Le projet de la loi « Climat et Résilience » visant à accélérer la transition écologique dans tous les domaines du quotidien a été définitivement adopté le 20 juillet dernier. A été affirmée la volonté de promouvoir le e-commerce responsable, et à ce titre d’informer et de sensibiliser les consommateurs sur l’impact environnemental des solutions de livraison.

Ainsi, l’adoption d’une démarche écoresponsable devient un sujet de préoccupation de plus en plus important pour les acteurs du e-commerce.

Des engagements environnementaux : vers une norme commerciale ?

Dans ce contexte, le 27 juillet 2021, une « Charte d’engagements pour la réduction de l’impact environnemental du commerce en ligne » a été signée par certaines grandes entreprises du e-commerce, la Fédération du e-commerce et de la vente à distance (FEVAD) ainsi que la Ministre de la transition écologique et le secrétaire d’Etat chargé de la transition numérique et des communications électroniques. Cette charte comprend un ensemble d’engagement relatifs à l’information des consommateurs sur l’impact environnemental de l’activité, la réduction des emballages et l’amélioration de la chaîne logistique.

Le respect de ces engagements environnementaux est appelé à faire l’objet d’un suivi annuel par les services de l’Etat compétents. Les signataires de la charte devront ainsi rendre compte des moyens mis en œuvre et des résultats obtenus au regard de chacun des engagements.

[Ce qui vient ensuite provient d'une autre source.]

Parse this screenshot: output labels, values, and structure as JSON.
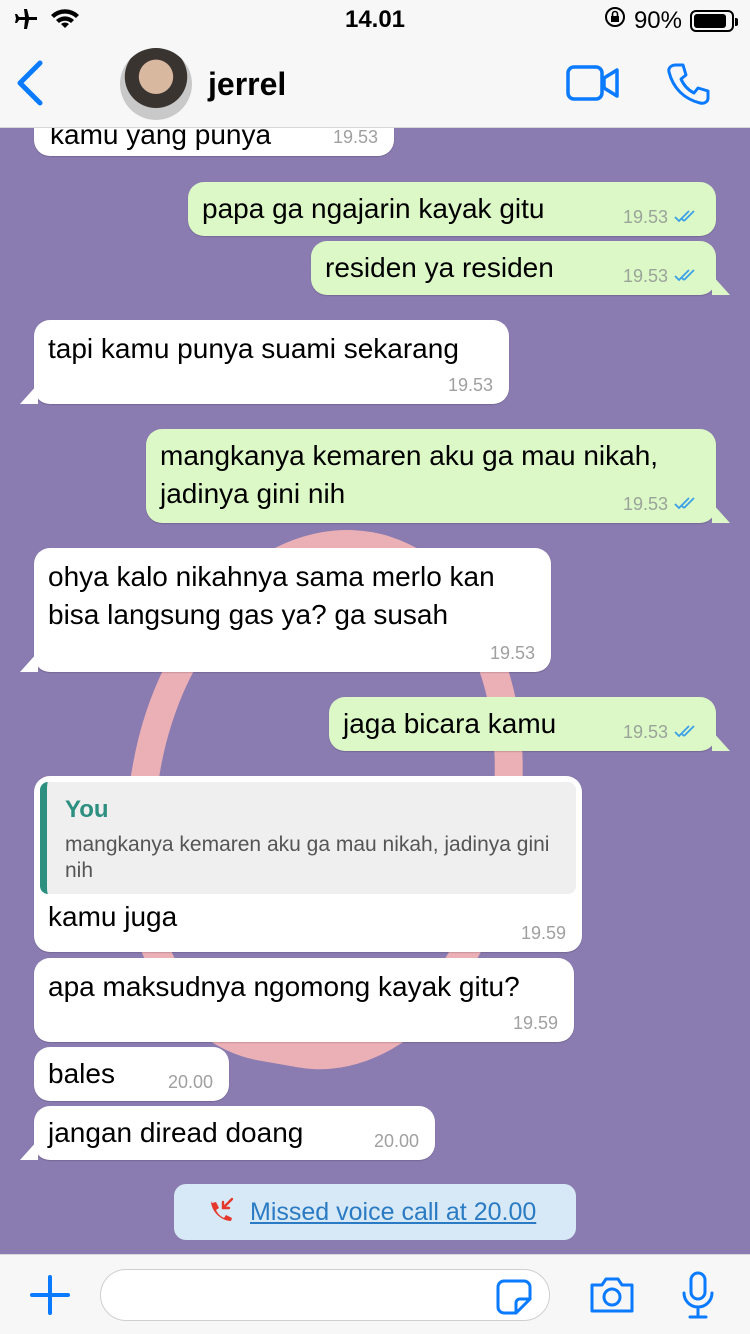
{
  "status_bar": {
    "time": "14.01",
    "battery": "90%",
    "battery_level": 0.9
  },
  "header": {
    "contact_name": "jerrel"
  },
  "messages": [
    {
      "dir": "in",
      "text": "kamu yang punya",
      "time": "19.53"
    },
    {
      "dir": "out",
      "text": "papa ga ngajarin kayak gitu",
      "time": "19.53"
    },
    {
      "dir": "out",
      "text": "residen ya residen",
      "time": "19.53"
    },
    {
      "dir": "in",
      "text": "tapi kamu punya suami sekarang",
      "time": "19.53"
    },
    {
      "dir": "out",
      "text": "mangkanya kemaren aku ga mau nikah, jadinya gini nih",
      "time": "19.53"
    },
    {
      "dir": "in",
      "text": "ohya kalo nikahnya sama merlo kan bisa langsung gas ya? ga susah",
      "time": "19.53"
    },
    {
      "dir": "out",
      "text": "jaga bicara kamu",
      "time": "19.53"
    },
    {
      "dir": "in",
      "text": "kamu juga",
      "time": "19.59",
      "quote": {
        "author": "You",
        "text": "mangkanya kemaren aku ga mau nikah, jadinya gini nih"
      }
    },
    {
      "dir": "in",
      "text": "apa maksudnya ngomong kayak gitu?",
      "time": "19.59"
    },
    {
      "dir": "in",
      "text": "bales",
      "time": "20.00"
    },
    {
      "dir": "in",
      "text": "jangan diread doang",
      "time": "20.00"
    }
  ],
  "missed_call": {
    "text": "Missed voice call at 20.00"
  },
  "colors": {
    "accent": "#0a7aff",
    "outgoing_bubble": "#dcf8c6",
    "wallpaper": "#8a7bb0",
    "missed_call_bg": "#d7e9f7"
  }
}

Les bilans communiqués seront publiés par les services de l’Etat.

Si aujourd’hui ces « normes » ne constituent pas encore des obligations légales à proprement parler, elles s’imposent déjà aux signataires de la charte (Fnac-Darty, Maisons du Monde, Veepee, Cdiscount, Ebay, La Redoute, Rakuten, Sensee, Groupe Rosa, SOS Accessoire, Sarenza, Showroomprivé ) qui sont des acteurs majeurs du secteur du e-commerce. Ces entreprises représentent les partenaires commerciaux de milliers de commerçants, de producteurs et de prestataires de services (en particulier dans le transport) qui seront tenus de s’aligner sur les engagements pris par ces grandes plateformes de vente en ligne. A défaut, le consommateur bientôt CONSOMM’ACTEUR privilégiera l’achat d’autres produits.

Les différents engagements de ces acteurs du e-commerce sont réunis autour de deux objectifs principaux :

  • La transformation du consommateur en « CONSOMM’ACTEUR» informé et sensibilisé sur les impacts environnementaux de ses achats en ligne ;
  • La modification de l’organisation des circuits et pratiques en faveur d’une réduction de l’empreinte carbone.

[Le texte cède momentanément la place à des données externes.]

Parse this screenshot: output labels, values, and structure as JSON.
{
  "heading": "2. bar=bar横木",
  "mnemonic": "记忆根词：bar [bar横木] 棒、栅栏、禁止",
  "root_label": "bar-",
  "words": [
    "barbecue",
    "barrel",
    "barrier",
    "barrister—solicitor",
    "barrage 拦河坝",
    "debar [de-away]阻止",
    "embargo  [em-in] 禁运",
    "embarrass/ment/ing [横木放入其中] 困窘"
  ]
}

Revenons ensemble sur les différents piliers de cette charte d’engagements pour la réduction de l’impact environnemental du commerce en ligne.

L’information du consommateur : qui est le CONSOMM’ACTEUR ?

La charte prône l’adoption d’interfaces et d’affichages visant une responsabilisation du consommateur.

Les consignes de tri et de réemploi des produits devront lui être rappelées, mais également l’impact environnemental de ses gestes et habitudes de commandes.

La commande d’un même vêtement en plusieurs tailles dans la perspective d’exercer son droit de rétractation est ainsi prise en exemple des mauvaises pratiques actuelles et illustre la nécessité de façonner un « CONSOMM’ACTEUR » au travers d’une meilleure information.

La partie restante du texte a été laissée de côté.